Active Noise Cancellation
An ANC headset fights noise with anti-noise: an inverted copy of the incoming sound, played so its peaks land on the noise’s troughs. The catch is timing — the anti-noise has to arrive at your eardrum at the same instant. Every microsecond the mic→chip→speaker loop takes becomes a phase error that grows with frequency, and past a point the “anti-noise” stops cancelling and starts adding. Drag the latency slider and watch the cancellation collapse.
Noise & controller
Loop latency — the time the system takes to respond: reference mic → ADC → processing → DAC → speaker. Anti-noise gain — how loud the inverted copy is played; it should sit at ×1.00 to exactly match the noise (any mismatch leaves a floor of |1−g|). Cancellation only works below f ≈ 1/(6·Δt), so killing noise up to ~1 kHz needs under ~170 µs — which is why ANC leans on analog or per-sample processing rather than large DSP blocks.
The acoustic path
The noise travels left→right toward your ear. The reference mic catches it on the way in, giving the controller a head-start — the sound’s travel time between the mics (d/c ≈ 0.23 ms) — to compute the anti-noise the speaker plays. The error mic at the ear reports the leftover residual so the filter can adapt. The latency slider above is the electronic loop delay; what actually matters is whatever timing error is left after that head-start.
Waveforms at the eardrum
Cancellation spectrum
The curve is the controller’s transfer function: how much it cuts (below 0 dB, green) or boosts (above 0 dB, red) each frequency, for the current latency and gain.
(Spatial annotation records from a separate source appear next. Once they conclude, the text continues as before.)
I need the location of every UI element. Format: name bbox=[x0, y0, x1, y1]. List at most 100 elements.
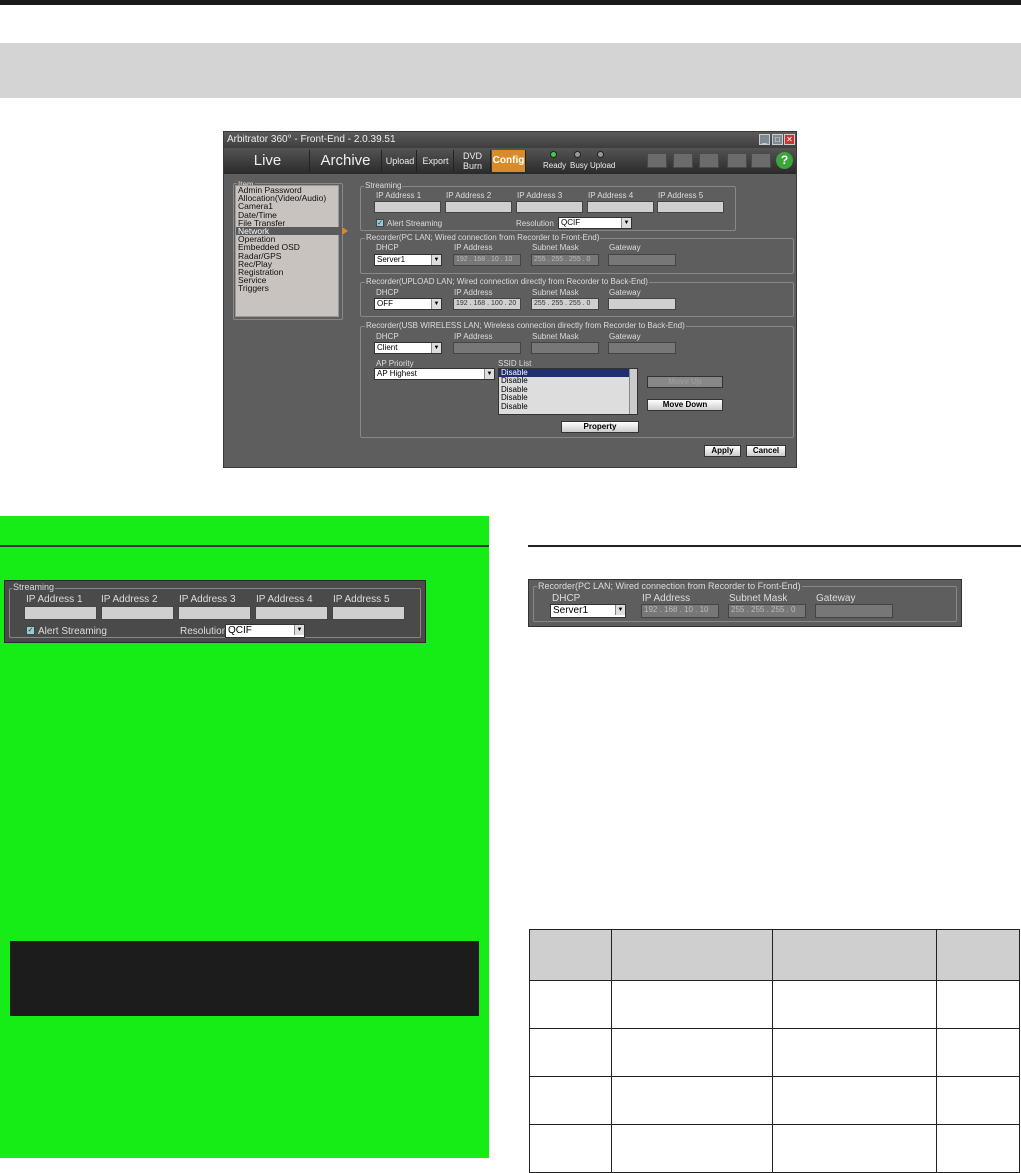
tab-live[interactable]: Live bbox=[226, 150, 310, 172]
closeup-ip-1-label: IP Address 1 bbox=[26, 594, 83, 605]
closeup-alert-label: Alert Streaming bbox=[38, 626, 107, 637]
ap-priority-label: AP Priority bbox=[376, 359, 414, 368]
apply-button[interactable]: Apply bbox=[704, 445, 741, 457]
upload-lan-ip-field[interactable]: 192 . 168 . 100 . 20 bbox=[453, 298, 521, 310]
pc-lan-gateway-field[interactable] bbox=[608, 254, 676, 266]
ip-address-2-field[interactable] bbox=[445, 201, 512, 213]
pc-lan-closeup-gateway-field[interactable] bbox=[815, 604, 893, 618]
ap-priority-dropdown[interactable]: AP Highest bbox=[374, 368, 495, 380]
monitor-icon[interactable] bbox=[647, 153, 667, 168]
pc-lan-closeup-ip-label: IP Address bbox=[642, 593, 691, 604]
ready-led-icon bbox=[550, 151, 557, 158]
upload-lan-mask-field[interactable]: 255 . 255 . 255 . 0 bbox=[531, 298, 599, 310]
table-cell bbox=[772, 1076, 938, 1125]
camera-icon[interactable] bbox=[673, 153, 693, 168]
table-row bbox=[529, 1124, 1020, 1173]
prev-icon[interactable] bbox=[727, 153, 747, 168]
tools-icon[interactable] bbox=[699, 153, 719, 168]
tab-archive[interactable]: Archive bbox=[310, 150, 382, 172]
usb-wlan-gateway-label: Gateway bbox=[609, 332, 641, 341]
usb-wlan-dhcp-dropdown[interactable]: Client bbox=[374, 342, 442, 354]
table-cell bbox=[772, 1124, 938, 1173]
ip-address-4-field[interactable] bbox=[587, 201, 654, 213]
cancel-button[interactable]: Cancel bbox=[746, 445, 786, 457]
top-rule bbox=[0, 0, 1021, 5]
upload-lan-label: Recorder(UPLOAD LAN; Wired connection di… bbox=[365, 277, 649, 286]
pc-lan-closeup-ip-field[interactable]: 192 . 168 . 10 . 10 bbox=[641, 604, 719, 618]
resolution-dropdown[interactable]: QCIF bbox=[558, 217, 632, 229]
table-cell bbox=[936, 1124, 1020, 1173]
help-icon[interactable]: ? bbox=[776, 152, 793, 169]
property-button[interactable]: Property bbox=[561, 421, 639, 433]
streaming-closeup: Streaming IP Address 1 IP Address 2 IP A… bbox=[4, 580, 426, 643]
usb-wlan-gateway-field[interactable] bbox=[608, 342, 676, 354]
pc-lan-closeup: Recorder(PC LAN; Wired connection from R… bbox=[528, 579, 962, 627]
dvd-label-line1: DVD bbox=[462, 151, 482, 161]
upload-lan-gateway-label: Gateway bbox=[609, 288, 641, 297]
close-icon[interactable]: ✕ bbox=[784, 134, 795, 145]
alert-streaming-checkbox[interactable]: ✓ bbox=[376, 219, 384, 227]
main-toolbar: Live Archive Upload Export DVD Burn Confi… bbox=[224, 148, 796, 174]
ssid-list[interactable]: Disable Disable Disable Disable Disable bbox=[498, 368, 638, 415]
tab-export[interactable]: Export bbox=[418, 150, 454, 172]
closeup-resolution-label: Resolution bbox=[180, 626, 228, 637]
table-cell bbox=[936, 980, 1020, 1029]
ip-address-1-label: IP Address 1 bbox=[376, 191, 422, 200]
closeup-resolution-dropdown[interactable]: QCIF bbox=[225, 624, 305, 638]
closeup-ip-4-field[interactable] bbox=[255, 606, 328, 620]
table-row bbox=[529, 1028, 1020, 1077]
ip-address-3-field[interactable] bbox=[516, 201, 583, 213]
list-item[interactable]: Triggers bbox=[236, 284, 338, 293]
upload-lan-gateway-field[interactable] bbox=[608, 298, 676, 310]
pc-lan-closeup-mask-field[interactable]: 255 . 255 . 255 . 0 bbox=[728, 604, 806, 618]
ip-address-5-field[interactable] bbox=[657, 201, 724, 213]
table-cell bbox=[936, 1028, 1020, 1077]
closeup-ip-2-field[interactable] bbox=[101, 606, 174, 620]
table-header-cell bbox=[936, 929, 1020, 981]
item-list[interactable]: Admin Password Allocation(Video/Audio) C… bbox=[235, 185, 348, 317]
table-cell bbox=[529, 1124, 612, 1173]
table-header-cell bbox=[610, 929, 774, 981]
pc-lan-dhcp-dropdown[interactable]: Server1 bbox=[374, 254, 442, 266]
table-cell bbox=[529, 1028, 612, 1077]
pc-lan-ip-field[interactable]: 192 . 168 . 10 . 10 bbox=[453, 254, 521, 266]
right-column-rule bbox=[528, 545, 1021, 547]
move-down-button[interactable]: Move Down bbox=[647, 399, 723, 411]
closeup-alert-checkbox[interactable]: ✓ bbox=[26, 626, 35, 635]
ssid-item[interactable]: Disable bbox=[499, 402, 637, 411]
pc-lan-closeup-dhcp-dropdown[interactable]: Server1 bbox=[550, 604, 626, 618]
pc-lan-ip-label: IP Address bbox=[454, 243, 493, 252]
pc-lan-mask-field[interactable]: 255 . 255 . 255 . 0 bbox=[531, 254, 599, 266]
note-box bbox=[10, 941, 479, 1016]
pc-lan-label: Recorder(PC LAN; Wired connection from R… bbox=[365, 233, 601, 242]
maximize-icon[interactable]: □ bbox=[772, 134, 783, 145]
pc-lan-closeup-dhcp-label: DHCP bbox=[552, 593, 581, 604]
ip-address-5-label: IP Address 5 bbox=[658, 191, 704, 200]
upload-lan-dhcp-dropdown[interactable]: OFF bbox=[374, 298, 442, 310]
tab-config[interactable]: Config bbox=[492, 150, 526, 172]
table-cell bbox=[610, 980, 774, 1029]
minimize-icon[interactable]: _ bbox=[759, 134, 770, 145]
closeup-ip-5-field[interactable] bbox=[332, 606, 405, 620]
closeup-ip-3-field[interactable] bbox=[178, 606, 251, 620]
usb-wlan-ip-field[interactable] bbox=[453, 342, 521, 354]
tab-upload[interactable]: Upload bbox=[384, 150, 417, 172]
next-icon[interactable] bbox=[751, 153, 771, 168]
pc-lan-gateway-label: Gateway bbox=[609, 243, 641, 252]
usb-wlan-mask-field[interactable] bbox=[531, 342, 599, 354]
table-row bbox=[529, 980, 1020, 1029]
pc-lan-closeup-label: Recorder(PC LAN; Wired connection from R… bbox=[537, 581, 802, 591]
tab-dvd-burn[interactable]: DVD Burn bbox=[455, 150, 491, 172]
app-window: Arbitrator 360° - Front-End - 2.0.39.51 … bbox=[223, 131, 797, 468]
ip-address-3-label: IP Address 3 bbox=[517, 191, 563, 200]
ready-label: Ready bbox=[543, 161, 567, 170]
table-cell bbox=[610, 1076, 774, 1125]
pc-lan-closeup-mask-label: Subnet Mask bbox=[729, 593, 788, 604]
move-up-button[interactable]: Move Up bbox=[647, 376, 723, 388]
pc-lan-mask-label: Subnet Mask bbox=[532, 243, 579, 252]
ssid-scrollbar[interactable] bbox=[629, 369, 637, 414]
upload-lan-mask-label: Subnet Mask bbox=[532, 288, 579, 297]
ip-address-1-field[interactable] bbox=[374, 201, 441, 213]
closeup-ip-1-field[interactable] bbox=[24, 606, 97, 620]
list-item-selected[interactable]: Network bbox=[236, 227, 348, 235]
Dots mark the tones you’ve set.
Result
What you're looking at
- Anti-noise is just the noise flipped upside down. Where a peak meets a trough the air pressure cancels — but only if the two arrive at the same instant. A fixed loop delay
Δtspoils that alignment. - The delay becomes a phase error that grows with frequency:
φ = 360° · f · Δt. Just 1 ms of latency is already a full 180° at 500 Hz — there the anti-noise lands exactly in phase and adds +6 dB instead of cancelling. - With matched gain the residual is
2·sin(π f Δt)of the original. You only get real attenuation belowf ≈ 1/(6Δt)— that’s your cancellation band. Slide the latency up and watch the green band shrink toward zero. - Timing isn’t enough — amplitude has to match too. An anti-noise gain that’s off by a factor
gleaves a floor of|1−g|no matter how perfect the timing (±10% → only −20 dB). - This is why ANC owns low-frequency rumble — jet cabins, engines, HVAC — and ignores hiss, and why the latency budget is brutal: a single 64-sample block at 48 kHz is already 1.3 ms.
- Feedforward placement buys time: a reference mic a few centimetres upstream gives the controller an acoustic head-start, so part of the loop delay is “free” and the band widens. Feedback ANC has no look-ahead, so its delay bites in full. Toggle the two and watch the band move.